Antibiotic Resistance Monitoring & Reference Laboratory, Health Protection Agency Microbiology Services-Colindale, 61 Colindale Avenue, London NW9 5EQ, UK.
Int J Antimicrob Agents. 2011 May;37(5):405-9. doi: 10.1016/j.ijantimicag.2010.11.028. Epub 2011 Jan 26.
Oral cephalosporins and mecillinam are used to treat Shigella infections, but are compromised by extended-spectrum β-lactamases (ESBLs) and plasmid AmpC β-lactamases. Potential solutions include combining an oral or intravenous cephalosporin with a β-lactamase inhibitor (BLI) or using an oral penem. These strategies were examined using Escherichia coli transconjugants and clinical isolates with ESBLs or AmpC, as a proxy for shigellae. The Clinical and Laboratory Standards Institute agar dilution method was used with inocula of 10(4) and 10(6) colony-forming units/spot. ESBLs conferred resistance to the cephalosporins and mecillinam, at least at high inoculum, although: (i) ceftibuten was significantly compromised only by SHV and CTX-M-15 ESBLs, but not by TEM or CTX-M-9 and -14; (ii) cefdinir was little affected by TEM-type ESBLs, and mecillinam was little affected by CTX-M-9 group enzymes. The BLI clavulanic acid reduced the minimum inhibitory concentrations (MICs) of cephalosporins and mecillinam to ≤2 mg/L for ESBL-producers, even at high inocula; sulbactam in particular and tazobactam were less effective, especially against SHV types. Strains with AmpC were resistant to all cephalosporins±inhibitors, but mecillinam remained active (MIC=1 mg/L) against a strain with AmpC alone, whereas strains with TEM-1+AmpC were susceptible to mecillinam+clavulanic acid at ≤2 mg/L. Faropenem was active against all ESBL- and AmpC-producers at 4 mg/L, with little inoculum effect or inhibitor potentiation. In conclusion, cephalosporin+clavulanic acid combinations overcame ESBLs, with ceftibuten+clavulanic acid being particularly promising. Mecillinam+clavulanic acid and faropenem overcame both ESBLs and AmpC enzymes. Clinical utility will depend also on a drug's ability to reach intracellular shigellae in the intestinal epithelium and this deserves exploration for clavulanic acid and faropenem.
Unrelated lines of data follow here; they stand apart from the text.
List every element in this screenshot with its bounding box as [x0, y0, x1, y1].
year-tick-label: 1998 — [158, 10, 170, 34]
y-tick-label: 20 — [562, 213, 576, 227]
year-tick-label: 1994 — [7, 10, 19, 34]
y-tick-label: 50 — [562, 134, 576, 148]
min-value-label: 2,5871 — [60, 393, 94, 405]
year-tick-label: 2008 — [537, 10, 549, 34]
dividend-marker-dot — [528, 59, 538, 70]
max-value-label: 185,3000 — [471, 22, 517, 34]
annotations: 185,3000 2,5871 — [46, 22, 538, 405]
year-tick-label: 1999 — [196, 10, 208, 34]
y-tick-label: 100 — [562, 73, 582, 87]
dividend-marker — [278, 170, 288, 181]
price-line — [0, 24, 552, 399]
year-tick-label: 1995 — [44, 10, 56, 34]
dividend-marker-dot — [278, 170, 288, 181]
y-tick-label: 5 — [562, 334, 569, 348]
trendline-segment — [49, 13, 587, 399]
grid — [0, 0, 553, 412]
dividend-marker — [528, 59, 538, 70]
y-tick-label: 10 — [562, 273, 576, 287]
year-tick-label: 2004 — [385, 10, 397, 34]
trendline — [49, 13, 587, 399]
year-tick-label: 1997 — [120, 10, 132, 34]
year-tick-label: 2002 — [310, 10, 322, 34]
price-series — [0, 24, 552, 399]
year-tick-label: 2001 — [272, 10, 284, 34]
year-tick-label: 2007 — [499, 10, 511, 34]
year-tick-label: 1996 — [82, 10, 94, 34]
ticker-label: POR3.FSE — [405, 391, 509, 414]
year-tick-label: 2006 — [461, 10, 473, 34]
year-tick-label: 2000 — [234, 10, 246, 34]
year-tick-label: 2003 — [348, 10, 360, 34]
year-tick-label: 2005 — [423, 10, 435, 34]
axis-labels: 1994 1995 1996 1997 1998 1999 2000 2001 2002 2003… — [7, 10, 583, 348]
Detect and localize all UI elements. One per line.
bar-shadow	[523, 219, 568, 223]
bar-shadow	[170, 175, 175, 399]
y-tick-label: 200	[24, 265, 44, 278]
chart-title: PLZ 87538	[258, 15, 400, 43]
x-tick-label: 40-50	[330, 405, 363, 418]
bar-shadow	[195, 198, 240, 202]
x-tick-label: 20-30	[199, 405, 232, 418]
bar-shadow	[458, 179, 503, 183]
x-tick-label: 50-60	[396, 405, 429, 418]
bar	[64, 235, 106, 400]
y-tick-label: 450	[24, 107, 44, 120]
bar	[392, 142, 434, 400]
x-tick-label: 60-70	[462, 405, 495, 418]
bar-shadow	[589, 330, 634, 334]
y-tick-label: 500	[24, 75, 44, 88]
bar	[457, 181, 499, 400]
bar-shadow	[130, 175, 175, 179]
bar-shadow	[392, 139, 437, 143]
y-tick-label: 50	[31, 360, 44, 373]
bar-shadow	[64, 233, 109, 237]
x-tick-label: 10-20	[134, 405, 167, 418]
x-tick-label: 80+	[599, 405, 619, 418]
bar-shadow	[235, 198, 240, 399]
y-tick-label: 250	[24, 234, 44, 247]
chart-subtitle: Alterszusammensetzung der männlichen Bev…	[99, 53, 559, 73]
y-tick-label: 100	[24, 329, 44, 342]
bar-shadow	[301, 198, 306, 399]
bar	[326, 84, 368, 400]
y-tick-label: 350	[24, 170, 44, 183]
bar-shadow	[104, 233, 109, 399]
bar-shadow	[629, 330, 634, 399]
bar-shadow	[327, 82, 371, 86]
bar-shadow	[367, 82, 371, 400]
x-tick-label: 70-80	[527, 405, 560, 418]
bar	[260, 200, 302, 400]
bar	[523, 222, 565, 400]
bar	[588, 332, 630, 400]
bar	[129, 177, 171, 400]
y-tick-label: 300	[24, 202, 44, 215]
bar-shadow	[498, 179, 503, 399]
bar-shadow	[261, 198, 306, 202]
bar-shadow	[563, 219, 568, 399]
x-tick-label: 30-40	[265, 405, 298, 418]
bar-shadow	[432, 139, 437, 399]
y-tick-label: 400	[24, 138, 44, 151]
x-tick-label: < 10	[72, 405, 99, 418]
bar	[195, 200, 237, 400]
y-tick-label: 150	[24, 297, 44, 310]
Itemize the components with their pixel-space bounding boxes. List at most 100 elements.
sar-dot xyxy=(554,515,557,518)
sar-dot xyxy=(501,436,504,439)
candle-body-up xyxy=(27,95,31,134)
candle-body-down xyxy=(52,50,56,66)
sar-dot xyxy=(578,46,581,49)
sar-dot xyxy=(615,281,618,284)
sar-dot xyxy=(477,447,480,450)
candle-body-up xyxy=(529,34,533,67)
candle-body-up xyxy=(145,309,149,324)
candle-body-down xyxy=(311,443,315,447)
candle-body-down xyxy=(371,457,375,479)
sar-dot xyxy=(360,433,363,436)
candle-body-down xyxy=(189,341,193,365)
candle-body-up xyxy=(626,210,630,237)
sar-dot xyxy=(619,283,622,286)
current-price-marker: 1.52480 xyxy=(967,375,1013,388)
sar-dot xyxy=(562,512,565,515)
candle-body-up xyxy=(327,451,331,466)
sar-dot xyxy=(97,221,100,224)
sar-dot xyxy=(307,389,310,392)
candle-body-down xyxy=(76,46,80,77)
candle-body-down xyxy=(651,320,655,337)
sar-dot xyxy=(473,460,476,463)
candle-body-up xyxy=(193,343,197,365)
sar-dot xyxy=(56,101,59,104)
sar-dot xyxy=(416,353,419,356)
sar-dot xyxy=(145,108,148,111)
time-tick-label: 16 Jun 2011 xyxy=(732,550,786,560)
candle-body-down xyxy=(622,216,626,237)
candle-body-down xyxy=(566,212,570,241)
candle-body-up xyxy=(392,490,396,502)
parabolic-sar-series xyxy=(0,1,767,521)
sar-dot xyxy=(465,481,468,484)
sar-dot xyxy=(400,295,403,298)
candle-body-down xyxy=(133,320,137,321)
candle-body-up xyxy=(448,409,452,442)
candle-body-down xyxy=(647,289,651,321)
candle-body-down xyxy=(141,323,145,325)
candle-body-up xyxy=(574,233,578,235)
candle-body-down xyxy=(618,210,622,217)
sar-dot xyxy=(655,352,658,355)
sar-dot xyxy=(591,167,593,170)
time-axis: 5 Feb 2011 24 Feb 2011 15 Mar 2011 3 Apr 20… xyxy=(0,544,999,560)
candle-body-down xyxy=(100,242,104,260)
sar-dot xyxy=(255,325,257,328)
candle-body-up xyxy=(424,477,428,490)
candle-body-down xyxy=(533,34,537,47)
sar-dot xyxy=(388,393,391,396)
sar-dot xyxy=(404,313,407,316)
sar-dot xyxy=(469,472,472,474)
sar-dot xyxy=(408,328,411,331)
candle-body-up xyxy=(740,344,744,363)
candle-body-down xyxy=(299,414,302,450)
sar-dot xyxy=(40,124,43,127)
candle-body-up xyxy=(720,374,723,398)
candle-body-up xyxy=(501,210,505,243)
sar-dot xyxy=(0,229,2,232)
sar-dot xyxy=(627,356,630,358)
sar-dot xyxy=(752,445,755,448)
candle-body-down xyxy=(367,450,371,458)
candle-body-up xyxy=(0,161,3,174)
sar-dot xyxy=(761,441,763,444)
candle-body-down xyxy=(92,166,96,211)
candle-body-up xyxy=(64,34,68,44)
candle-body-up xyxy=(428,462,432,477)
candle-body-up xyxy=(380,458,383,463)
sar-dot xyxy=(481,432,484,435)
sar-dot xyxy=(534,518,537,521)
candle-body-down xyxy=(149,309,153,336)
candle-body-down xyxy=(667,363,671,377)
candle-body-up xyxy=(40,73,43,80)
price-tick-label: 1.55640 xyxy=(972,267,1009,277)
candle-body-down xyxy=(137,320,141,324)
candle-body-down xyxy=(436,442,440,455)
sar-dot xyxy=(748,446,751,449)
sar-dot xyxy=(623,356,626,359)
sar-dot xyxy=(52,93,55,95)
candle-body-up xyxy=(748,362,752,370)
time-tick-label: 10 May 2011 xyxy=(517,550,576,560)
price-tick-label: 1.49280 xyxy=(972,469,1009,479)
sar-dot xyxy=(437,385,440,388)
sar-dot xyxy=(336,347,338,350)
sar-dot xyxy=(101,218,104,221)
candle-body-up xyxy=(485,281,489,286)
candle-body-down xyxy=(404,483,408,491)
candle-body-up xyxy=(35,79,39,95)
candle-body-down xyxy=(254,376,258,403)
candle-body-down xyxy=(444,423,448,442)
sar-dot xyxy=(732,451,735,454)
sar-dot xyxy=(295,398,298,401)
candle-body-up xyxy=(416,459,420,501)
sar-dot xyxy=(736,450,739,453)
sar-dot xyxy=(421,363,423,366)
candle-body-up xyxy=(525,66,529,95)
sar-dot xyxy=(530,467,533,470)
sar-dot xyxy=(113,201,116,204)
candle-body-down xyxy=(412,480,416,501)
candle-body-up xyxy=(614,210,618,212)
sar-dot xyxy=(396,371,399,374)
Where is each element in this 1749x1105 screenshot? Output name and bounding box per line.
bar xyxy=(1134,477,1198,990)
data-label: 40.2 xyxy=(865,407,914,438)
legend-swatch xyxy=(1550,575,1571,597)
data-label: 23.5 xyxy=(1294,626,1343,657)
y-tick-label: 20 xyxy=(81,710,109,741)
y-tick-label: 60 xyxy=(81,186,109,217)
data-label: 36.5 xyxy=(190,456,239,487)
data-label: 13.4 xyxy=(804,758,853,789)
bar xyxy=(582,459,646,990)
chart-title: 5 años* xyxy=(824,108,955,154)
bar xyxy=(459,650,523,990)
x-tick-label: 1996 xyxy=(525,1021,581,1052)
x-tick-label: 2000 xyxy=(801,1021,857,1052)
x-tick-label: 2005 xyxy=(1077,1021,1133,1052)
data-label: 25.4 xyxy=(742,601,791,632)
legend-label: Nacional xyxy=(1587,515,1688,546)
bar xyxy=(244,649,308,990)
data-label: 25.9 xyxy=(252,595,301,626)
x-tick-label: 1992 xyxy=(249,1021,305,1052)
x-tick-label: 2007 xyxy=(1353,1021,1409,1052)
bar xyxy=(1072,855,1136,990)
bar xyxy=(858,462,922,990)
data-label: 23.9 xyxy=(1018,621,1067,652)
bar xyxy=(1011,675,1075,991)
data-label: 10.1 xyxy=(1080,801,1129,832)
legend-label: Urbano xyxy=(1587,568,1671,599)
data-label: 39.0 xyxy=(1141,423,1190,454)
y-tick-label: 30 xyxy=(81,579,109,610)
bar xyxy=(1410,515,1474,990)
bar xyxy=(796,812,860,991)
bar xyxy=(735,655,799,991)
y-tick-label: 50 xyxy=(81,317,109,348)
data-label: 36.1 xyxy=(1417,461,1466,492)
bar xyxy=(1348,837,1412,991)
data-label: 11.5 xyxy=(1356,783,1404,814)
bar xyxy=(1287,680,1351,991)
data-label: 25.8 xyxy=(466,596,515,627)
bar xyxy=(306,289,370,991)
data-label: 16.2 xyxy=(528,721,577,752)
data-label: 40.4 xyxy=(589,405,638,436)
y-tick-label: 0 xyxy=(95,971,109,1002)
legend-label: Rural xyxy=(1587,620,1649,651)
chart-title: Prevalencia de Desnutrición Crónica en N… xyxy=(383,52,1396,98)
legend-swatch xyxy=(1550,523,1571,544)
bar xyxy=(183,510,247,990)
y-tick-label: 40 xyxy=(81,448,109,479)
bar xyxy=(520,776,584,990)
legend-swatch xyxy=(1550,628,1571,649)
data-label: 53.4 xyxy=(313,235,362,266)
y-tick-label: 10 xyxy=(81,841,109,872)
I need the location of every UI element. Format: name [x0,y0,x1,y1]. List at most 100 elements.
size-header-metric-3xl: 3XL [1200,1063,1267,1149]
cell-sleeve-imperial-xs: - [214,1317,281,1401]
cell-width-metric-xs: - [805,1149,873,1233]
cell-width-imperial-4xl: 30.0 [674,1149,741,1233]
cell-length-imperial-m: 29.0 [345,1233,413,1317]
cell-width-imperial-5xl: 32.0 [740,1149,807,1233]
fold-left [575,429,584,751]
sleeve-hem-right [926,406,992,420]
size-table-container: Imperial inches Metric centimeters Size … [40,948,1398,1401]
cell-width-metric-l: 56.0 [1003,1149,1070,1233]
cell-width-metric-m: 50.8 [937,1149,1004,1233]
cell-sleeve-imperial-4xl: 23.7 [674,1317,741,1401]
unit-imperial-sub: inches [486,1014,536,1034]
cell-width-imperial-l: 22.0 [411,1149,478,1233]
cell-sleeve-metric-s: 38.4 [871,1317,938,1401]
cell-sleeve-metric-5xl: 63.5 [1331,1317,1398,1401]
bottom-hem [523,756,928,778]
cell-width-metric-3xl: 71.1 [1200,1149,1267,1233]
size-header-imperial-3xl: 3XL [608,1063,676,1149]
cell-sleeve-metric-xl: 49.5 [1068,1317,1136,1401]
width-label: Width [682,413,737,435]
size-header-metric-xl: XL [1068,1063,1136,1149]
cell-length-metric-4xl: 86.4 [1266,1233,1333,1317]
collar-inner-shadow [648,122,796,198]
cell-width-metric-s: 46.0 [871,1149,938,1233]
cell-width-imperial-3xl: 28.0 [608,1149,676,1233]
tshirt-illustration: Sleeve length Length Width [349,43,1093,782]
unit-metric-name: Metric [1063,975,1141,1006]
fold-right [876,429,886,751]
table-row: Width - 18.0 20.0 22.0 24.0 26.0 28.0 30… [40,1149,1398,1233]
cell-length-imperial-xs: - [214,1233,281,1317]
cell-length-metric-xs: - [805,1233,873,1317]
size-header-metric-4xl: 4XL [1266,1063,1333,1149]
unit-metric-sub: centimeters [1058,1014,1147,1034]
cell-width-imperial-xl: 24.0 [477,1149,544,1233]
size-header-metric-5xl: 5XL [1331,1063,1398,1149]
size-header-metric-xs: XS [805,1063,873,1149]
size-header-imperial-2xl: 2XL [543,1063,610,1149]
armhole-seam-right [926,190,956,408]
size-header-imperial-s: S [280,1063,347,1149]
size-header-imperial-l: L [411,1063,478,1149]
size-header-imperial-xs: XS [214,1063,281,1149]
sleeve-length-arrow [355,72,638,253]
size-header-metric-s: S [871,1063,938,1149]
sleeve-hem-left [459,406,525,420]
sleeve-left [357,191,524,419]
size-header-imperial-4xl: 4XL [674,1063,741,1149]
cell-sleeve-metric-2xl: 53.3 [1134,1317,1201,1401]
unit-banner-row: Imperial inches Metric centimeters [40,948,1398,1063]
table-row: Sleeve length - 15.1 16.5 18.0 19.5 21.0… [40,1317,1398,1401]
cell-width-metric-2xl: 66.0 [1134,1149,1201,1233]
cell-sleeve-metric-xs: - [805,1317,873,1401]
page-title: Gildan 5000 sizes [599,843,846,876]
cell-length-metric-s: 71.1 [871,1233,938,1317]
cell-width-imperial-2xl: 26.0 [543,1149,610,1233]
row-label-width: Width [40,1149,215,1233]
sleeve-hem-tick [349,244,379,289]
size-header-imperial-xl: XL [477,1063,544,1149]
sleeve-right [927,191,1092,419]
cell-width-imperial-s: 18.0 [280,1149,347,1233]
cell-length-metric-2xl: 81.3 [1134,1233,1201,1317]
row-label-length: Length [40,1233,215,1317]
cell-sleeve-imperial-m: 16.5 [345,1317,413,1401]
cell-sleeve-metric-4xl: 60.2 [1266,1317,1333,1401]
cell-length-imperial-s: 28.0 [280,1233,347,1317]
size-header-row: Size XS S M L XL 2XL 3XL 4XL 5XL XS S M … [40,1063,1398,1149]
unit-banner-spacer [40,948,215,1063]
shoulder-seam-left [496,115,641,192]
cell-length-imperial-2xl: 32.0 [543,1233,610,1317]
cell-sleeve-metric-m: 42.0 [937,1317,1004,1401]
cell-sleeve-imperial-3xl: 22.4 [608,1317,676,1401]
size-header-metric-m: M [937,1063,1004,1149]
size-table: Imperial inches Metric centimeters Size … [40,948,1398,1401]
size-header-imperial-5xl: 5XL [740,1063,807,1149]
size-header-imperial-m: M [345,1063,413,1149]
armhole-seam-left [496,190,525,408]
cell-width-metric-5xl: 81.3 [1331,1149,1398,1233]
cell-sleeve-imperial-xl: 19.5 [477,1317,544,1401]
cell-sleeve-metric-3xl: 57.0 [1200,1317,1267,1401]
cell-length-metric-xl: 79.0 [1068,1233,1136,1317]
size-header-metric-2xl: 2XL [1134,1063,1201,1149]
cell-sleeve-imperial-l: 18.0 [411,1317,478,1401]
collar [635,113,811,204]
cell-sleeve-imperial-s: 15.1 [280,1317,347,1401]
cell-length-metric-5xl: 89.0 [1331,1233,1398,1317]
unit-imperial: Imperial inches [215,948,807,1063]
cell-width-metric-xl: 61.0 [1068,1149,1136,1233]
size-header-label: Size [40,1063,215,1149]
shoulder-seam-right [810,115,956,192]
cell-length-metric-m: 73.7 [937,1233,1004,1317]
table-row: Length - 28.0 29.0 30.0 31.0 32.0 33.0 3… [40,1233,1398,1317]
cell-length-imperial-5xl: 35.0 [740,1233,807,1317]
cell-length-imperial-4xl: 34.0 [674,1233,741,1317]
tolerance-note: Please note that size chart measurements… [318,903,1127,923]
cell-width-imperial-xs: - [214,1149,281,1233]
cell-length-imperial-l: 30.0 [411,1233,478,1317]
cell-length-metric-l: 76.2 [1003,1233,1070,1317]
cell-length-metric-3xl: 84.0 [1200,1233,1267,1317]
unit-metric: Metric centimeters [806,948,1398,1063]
口服头孢菌素和氨曲南用于治疗志贺氏菌感染,但由于超广谱β-内酰胺酶 (ESBLs) 和质粒 AmpC β-内酰胺酶而受到影响。潜在的解决方案包括将口服或静脉注射头孢菌素与β-内酰胺酶抑制剂 (BLI) 联合使用,或使用口服碳青霉烯类药物。这些策略使用携带 ESBL 或 AmpC 的大肠杆菌转导体和临床分离株进行了研究,这些分离株可以作为志贺氏菌的替代品。采用临床和实验室标准协会琼脂稀释法,接种物为 10(4) 和 10(6) 菌落形成单位/斑点。ESBLs 使头孢菌素和氨曲南产生耐药性,至少在高接种量时是这样,尽管:(i) 头孢布烯仅被 SHV 和 CTX-M-15 ESBLs 显著削弱,但不受 TEM 或 CTX-M-9 和 -14 的影响;(ii) 头孢地尼受 TEM 型 ESBLs 的影响较小,氨曲南受 CTX-M-9 组酶的影响较小。BLI 克拉维酸将头孢菌素和氨曲南的最低抑菌浓度 (MIC) 降低至 ≤2 mg/L,即使在高接种量时也是如此;尤其舒巴坦和他唑巴坦效果较差,尤其是对 SHV 型。仅带有 AmpC 的菌株对所有头孢菌素+抑制剂均具有耐药性,但氨曲南对仅带有 AmpC 的菌株仍具有活性 (MIC=1 mg/L),而带有 TEM-1+AmpC 的菌株对 ≤2 mg/L 的氨曲南+克拉维酸仍敏感。法罗培南在 4 mg/L 时对所有 ESBL 和 AmpC 产生菌均具有活性,其接种量效应和抑制剂增效作用较小。总之,头孢菌素+克拉维酸联合用药克服了 ESBLs,其中头孢他啶+克拉维酸特别有前途。氨曲南+克拉维酸和法罗培南克服了 ESBLs 和 AmpC 酶。药物的临床应用还取决于药物到达肠上皮细胞内志贺氏菌的能力,这值得进一步探索克拉维酸和法罗培南的应用。